Financial infrastructure is unforgiving. Unlike many software domains where you can iterate quickly and fix problems as they emerge, financial systems need to be correct from the start. A bug in a payment processing system does not result in a bad user experience — it results in real money being lost or duplicated, regulatory consequences, and potentially irreversible damage to customer trust. This makes architecture decisions in fintech more consequential than in almost any other software domain.

Event Sourcing and Immutable Ledgers

One of the most important architectural decisions in financial system design is how to model state. Traditional CRUD-style databases, where records are updated in place when state changes, are inadequate for financial systems. When a payment fails and needs to be investigated, you need a complete audit trail of every state transition, every decision that was made, and every system that was involved. A database that only shows the current state cannot provide this.

Event sourcing is the architectural pattern that solves this problem. In an event-sourced system, the source of truth is a log of all events that have occurred, and the current state of any entity is computed by replaying those events. This gives you a complete, immutable audit trail by design, the ability to reconstruct the state of any entity at any point in time, and the ability to add new projections or views of the data without changing the underlying event log.

Idempotency at Every Layer

Distributed payment systems fail in complex ways. Network partitions, timeouts, and partial failures can leave the system in a state where it is unclear whether a payment was processed or not. Without proper idempotency design, retrying these failed operations can result in duplicate payments — one of the most damaging failure modes in financial systems.

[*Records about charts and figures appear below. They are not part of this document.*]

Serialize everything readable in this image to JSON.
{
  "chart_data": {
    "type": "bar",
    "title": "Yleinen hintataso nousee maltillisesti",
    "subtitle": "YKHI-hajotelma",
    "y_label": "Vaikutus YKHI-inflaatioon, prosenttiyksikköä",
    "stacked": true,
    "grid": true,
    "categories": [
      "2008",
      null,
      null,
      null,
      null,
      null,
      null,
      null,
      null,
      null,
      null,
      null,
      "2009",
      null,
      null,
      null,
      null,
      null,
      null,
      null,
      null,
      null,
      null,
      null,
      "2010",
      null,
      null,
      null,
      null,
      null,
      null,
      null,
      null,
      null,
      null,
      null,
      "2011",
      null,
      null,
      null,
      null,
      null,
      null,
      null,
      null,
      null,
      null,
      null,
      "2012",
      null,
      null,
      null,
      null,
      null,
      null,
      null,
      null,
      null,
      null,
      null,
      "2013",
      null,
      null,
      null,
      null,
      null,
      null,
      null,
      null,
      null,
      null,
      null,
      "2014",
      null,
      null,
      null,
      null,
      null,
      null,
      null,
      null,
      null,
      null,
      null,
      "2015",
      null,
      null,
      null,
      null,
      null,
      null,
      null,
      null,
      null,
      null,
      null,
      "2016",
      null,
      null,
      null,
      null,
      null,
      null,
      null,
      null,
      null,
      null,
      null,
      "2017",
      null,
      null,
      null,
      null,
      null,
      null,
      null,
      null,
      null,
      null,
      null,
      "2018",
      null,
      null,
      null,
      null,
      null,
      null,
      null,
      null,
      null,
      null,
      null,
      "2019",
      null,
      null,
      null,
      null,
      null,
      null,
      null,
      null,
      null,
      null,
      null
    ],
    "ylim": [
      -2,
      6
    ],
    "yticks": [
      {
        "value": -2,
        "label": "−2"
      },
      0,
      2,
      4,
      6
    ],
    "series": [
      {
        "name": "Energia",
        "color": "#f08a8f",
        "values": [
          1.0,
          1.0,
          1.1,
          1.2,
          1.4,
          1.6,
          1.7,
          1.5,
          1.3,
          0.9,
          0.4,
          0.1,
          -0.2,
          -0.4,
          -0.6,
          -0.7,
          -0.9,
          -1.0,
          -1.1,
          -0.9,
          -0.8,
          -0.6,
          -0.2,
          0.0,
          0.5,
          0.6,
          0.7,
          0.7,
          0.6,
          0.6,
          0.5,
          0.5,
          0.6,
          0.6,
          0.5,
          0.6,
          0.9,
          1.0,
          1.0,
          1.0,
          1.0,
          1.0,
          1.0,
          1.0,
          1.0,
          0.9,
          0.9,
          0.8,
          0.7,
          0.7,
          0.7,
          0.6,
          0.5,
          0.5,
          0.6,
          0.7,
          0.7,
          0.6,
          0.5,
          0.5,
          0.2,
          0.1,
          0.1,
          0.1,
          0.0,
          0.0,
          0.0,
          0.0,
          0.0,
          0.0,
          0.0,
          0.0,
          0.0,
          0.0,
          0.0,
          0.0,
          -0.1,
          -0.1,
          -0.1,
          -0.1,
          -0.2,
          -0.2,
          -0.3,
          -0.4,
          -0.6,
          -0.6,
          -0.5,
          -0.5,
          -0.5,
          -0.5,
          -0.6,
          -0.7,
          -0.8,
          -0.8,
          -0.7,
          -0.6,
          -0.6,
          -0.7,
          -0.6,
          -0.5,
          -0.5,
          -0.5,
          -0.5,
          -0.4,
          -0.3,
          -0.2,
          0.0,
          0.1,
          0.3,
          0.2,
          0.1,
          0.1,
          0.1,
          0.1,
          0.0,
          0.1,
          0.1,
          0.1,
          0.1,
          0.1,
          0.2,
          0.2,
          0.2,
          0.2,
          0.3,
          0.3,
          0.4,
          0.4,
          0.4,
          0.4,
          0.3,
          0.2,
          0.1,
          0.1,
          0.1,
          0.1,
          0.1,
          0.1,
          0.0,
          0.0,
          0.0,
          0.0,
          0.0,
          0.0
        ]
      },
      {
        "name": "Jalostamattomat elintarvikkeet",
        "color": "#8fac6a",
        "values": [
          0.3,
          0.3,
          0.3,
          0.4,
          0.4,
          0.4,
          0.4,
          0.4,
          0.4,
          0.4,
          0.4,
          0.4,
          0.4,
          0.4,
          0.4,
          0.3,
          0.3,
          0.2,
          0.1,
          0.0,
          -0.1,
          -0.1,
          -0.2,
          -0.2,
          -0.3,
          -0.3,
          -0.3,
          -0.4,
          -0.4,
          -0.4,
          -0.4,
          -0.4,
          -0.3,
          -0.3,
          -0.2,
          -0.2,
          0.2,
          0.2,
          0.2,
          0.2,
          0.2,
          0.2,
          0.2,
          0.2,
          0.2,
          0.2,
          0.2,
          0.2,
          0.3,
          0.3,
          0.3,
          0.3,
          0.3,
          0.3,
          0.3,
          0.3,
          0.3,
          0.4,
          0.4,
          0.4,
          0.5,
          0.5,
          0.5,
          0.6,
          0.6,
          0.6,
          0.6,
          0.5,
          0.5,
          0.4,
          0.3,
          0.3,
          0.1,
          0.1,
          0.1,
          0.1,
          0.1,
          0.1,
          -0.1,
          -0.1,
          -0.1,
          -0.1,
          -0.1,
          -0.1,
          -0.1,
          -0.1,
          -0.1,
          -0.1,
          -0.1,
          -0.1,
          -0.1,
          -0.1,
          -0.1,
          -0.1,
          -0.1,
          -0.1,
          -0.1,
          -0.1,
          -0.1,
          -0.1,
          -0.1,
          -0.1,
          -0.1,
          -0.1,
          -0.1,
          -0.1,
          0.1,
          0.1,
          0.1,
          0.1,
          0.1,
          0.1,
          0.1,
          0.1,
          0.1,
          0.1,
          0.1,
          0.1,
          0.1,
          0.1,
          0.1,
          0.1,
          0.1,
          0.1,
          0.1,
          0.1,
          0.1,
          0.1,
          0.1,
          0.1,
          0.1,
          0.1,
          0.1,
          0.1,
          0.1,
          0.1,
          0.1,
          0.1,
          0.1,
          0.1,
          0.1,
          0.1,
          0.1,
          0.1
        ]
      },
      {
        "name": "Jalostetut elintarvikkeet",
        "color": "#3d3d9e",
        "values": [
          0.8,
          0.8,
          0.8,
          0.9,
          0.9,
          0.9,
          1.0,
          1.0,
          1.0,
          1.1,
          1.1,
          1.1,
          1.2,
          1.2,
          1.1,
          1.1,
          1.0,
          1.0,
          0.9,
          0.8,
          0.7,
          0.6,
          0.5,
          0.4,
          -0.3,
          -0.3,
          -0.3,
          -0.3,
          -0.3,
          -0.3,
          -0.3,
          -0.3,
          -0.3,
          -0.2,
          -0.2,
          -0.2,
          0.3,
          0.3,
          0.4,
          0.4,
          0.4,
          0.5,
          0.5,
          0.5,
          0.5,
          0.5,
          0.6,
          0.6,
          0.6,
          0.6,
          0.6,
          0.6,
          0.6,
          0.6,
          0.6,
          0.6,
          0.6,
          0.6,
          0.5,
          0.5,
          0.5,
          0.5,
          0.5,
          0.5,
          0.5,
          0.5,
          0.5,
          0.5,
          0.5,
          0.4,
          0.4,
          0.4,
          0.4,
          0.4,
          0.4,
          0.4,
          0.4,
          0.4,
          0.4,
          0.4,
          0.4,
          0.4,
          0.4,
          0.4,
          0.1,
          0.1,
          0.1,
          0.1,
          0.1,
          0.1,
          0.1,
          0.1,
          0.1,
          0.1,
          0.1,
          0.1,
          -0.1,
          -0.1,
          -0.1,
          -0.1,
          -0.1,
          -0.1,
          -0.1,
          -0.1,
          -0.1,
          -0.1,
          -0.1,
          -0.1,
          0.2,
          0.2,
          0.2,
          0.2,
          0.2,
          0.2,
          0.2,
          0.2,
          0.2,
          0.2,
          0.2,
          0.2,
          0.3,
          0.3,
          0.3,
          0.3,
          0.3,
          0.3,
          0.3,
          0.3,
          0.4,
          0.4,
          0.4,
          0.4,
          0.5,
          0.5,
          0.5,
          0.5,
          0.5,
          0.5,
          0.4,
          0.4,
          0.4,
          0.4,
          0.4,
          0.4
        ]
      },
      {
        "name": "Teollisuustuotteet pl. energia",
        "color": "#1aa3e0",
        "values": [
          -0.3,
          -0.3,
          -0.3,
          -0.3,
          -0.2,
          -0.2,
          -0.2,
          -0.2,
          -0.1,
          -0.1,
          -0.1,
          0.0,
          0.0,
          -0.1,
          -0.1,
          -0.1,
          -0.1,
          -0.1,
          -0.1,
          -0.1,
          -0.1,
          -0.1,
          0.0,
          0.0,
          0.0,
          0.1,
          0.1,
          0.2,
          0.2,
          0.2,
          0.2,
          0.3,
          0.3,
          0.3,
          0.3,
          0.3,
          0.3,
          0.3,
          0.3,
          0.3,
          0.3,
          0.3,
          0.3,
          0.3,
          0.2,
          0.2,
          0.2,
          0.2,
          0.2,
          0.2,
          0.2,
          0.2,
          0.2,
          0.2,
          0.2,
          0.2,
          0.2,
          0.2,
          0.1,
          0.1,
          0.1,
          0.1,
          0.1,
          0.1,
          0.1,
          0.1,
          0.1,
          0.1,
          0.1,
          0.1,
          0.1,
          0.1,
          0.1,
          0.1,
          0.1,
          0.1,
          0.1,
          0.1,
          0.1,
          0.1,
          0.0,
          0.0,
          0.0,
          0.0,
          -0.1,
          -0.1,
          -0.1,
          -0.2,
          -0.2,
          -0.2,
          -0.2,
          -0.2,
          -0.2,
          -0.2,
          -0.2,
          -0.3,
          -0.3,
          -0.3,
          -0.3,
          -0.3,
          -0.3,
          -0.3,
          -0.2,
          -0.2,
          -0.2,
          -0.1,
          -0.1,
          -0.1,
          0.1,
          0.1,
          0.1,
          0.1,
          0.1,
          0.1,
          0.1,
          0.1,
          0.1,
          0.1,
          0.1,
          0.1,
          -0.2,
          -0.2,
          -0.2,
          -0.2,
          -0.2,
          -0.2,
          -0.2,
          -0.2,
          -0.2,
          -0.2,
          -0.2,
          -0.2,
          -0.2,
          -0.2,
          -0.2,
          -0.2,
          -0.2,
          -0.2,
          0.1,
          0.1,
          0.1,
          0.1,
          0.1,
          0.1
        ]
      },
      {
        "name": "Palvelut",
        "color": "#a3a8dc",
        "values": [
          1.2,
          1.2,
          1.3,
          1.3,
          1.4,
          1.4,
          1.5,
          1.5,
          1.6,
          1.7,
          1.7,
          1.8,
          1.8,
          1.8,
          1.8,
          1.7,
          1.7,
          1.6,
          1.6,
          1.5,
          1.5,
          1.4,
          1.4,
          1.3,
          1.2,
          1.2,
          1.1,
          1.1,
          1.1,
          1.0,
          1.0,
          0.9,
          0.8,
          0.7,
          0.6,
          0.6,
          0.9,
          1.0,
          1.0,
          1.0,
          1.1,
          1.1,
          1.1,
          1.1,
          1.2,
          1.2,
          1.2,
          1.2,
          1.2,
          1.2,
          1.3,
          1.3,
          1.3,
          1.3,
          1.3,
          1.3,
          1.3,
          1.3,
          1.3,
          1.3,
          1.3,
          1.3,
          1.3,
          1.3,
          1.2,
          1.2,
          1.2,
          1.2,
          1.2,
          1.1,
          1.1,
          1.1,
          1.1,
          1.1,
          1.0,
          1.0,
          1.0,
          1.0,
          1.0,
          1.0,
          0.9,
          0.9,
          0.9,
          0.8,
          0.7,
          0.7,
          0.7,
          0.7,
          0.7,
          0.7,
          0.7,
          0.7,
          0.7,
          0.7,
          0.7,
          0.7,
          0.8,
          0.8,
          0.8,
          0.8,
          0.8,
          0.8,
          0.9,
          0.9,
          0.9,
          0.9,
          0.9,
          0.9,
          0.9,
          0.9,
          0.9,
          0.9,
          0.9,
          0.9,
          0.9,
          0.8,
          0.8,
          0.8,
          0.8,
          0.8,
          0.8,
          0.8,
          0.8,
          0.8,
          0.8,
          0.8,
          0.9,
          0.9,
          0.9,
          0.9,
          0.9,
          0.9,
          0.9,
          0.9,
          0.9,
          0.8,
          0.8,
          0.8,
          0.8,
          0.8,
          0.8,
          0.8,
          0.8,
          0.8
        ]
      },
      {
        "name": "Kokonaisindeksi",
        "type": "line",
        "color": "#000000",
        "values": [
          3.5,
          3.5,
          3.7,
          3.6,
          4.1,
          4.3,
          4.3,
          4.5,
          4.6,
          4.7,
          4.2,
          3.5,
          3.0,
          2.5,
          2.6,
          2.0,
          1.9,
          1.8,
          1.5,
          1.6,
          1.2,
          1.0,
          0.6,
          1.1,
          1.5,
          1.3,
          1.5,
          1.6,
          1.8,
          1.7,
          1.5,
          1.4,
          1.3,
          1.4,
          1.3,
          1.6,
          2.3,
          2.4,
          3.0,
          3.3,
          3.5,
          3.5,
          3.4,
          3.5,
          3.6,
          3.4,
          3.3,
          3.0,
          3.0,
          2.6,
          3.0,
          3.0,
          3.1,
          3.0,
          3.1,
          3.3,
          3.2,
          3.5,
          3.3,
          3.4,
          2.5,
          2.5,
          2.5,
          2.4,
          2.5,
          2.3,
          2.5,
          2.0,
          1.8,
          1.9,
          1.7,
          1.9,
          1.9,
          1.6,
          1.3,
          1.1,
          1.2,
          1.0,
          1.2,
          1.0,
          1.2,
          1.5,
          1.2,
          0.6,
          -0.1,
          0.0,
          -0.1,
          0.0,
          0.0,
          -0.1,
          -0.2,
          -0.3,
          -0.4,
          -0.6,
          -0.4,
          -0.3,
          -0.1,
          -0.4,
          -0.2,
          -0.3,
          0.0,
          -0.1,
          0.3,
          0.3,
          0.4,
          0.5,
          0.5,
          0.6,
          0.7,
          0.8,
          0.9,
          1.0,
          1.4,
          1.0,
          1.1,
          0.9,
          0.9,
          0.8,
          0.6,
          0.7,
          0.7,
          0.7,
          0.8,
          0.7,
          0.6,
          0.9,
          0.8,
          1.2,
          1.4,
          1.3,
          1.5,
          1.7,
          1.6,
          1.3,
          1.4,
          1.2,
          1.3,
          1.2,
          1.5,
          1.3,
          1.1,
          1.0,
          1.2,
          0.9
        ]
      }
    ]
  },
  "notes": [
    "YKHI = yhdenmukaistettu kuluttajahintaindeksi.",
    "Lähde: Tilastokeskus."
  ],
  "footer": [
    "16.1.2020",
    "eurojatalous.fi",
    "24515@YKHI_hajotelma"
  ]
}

Proper idempotency requires assigning unique identifiers to every payment operation and using those identifiers to detect and prevent duplicates at every layer of the stack. This sounds straightforward but requires careful design: the same payment operation might enter the system through multiple channels (direct API call, webhook retry, message queue redelivery), and the idempotency mechanism needs to handle all of these cases consistently.

Database Design for Financial Accuracy

Financial calculations require exact arithmetic, not floating-point approximations. This has implications for how monetary values should be stored and manipulated in software. Floating-point types (float, double) should never be used for monetary calculations — they can produce small rounding errors that accumulate over many operations and eventually result in discrepancies in financial reporting.

The correct approach is to store monetary values as integers representing the smallest currency unit (cents for USD, pence for GBP, etc.) and perform all arithmetic on integers. When displaying values to users, convert from the integer representation to the decimal representation at the display layer. This approach ensures perfect arithmetic accuracy and avoids the subtle bugs that floating-point monetary calculations introduce.

API Design for Financial Services

Financial API design has its own conventions that differ from general API design best practices. Request-response APIs are insufficient for financial operations where the outcome of a request may not be known immediately — you need patterns that support asynchronous operations, polling, and webhooks for status updates. Every financial API operation should return a unique transaction identifier that can be used to query the status of the operation at any point in the future.

Error handling in financial APIs requires careful design. Not all errors are equal: a "payment declined" response is a successful API call that happened to result in a business-level failure, while a "service unavailable" response indicates a technical failure that may or may not have resulted in the payment being processed. The distinction matters enormously — a caller that retries a "service unavailable" without idempotency risks creating a duplicate payment, while a caller that does not retry a "service unavailable" risks missing a payment that was never processed.

Testing Financial Systems

Testing financial systems requires a more rigorous approach than testing most software. Unit tests and integration tests are necessary but not sufficient — you also need property-based tests that verify invariants like "the sum of all debit transactions equals the sum of all credit transactions," simulation testing that generates high volumes of realistic transactions to find edge cases, and chaos engineering that intentionally injects failures to verify that your idempotency and error recovery mechanisms work correctly under real failure conditions.

The investment in comprehensive testing infrastructure pays dividends in the form of fewer production incidents and faster feature development. Engineers who work in well-tested financial systems can make changes with confidence, knowing that the test suite will catch regressions before they reach production. This virtuous cycle — better testing enabling faster development — is one of the key differentiators between fintech companies that scale successfully and those that bog down in production firefighting.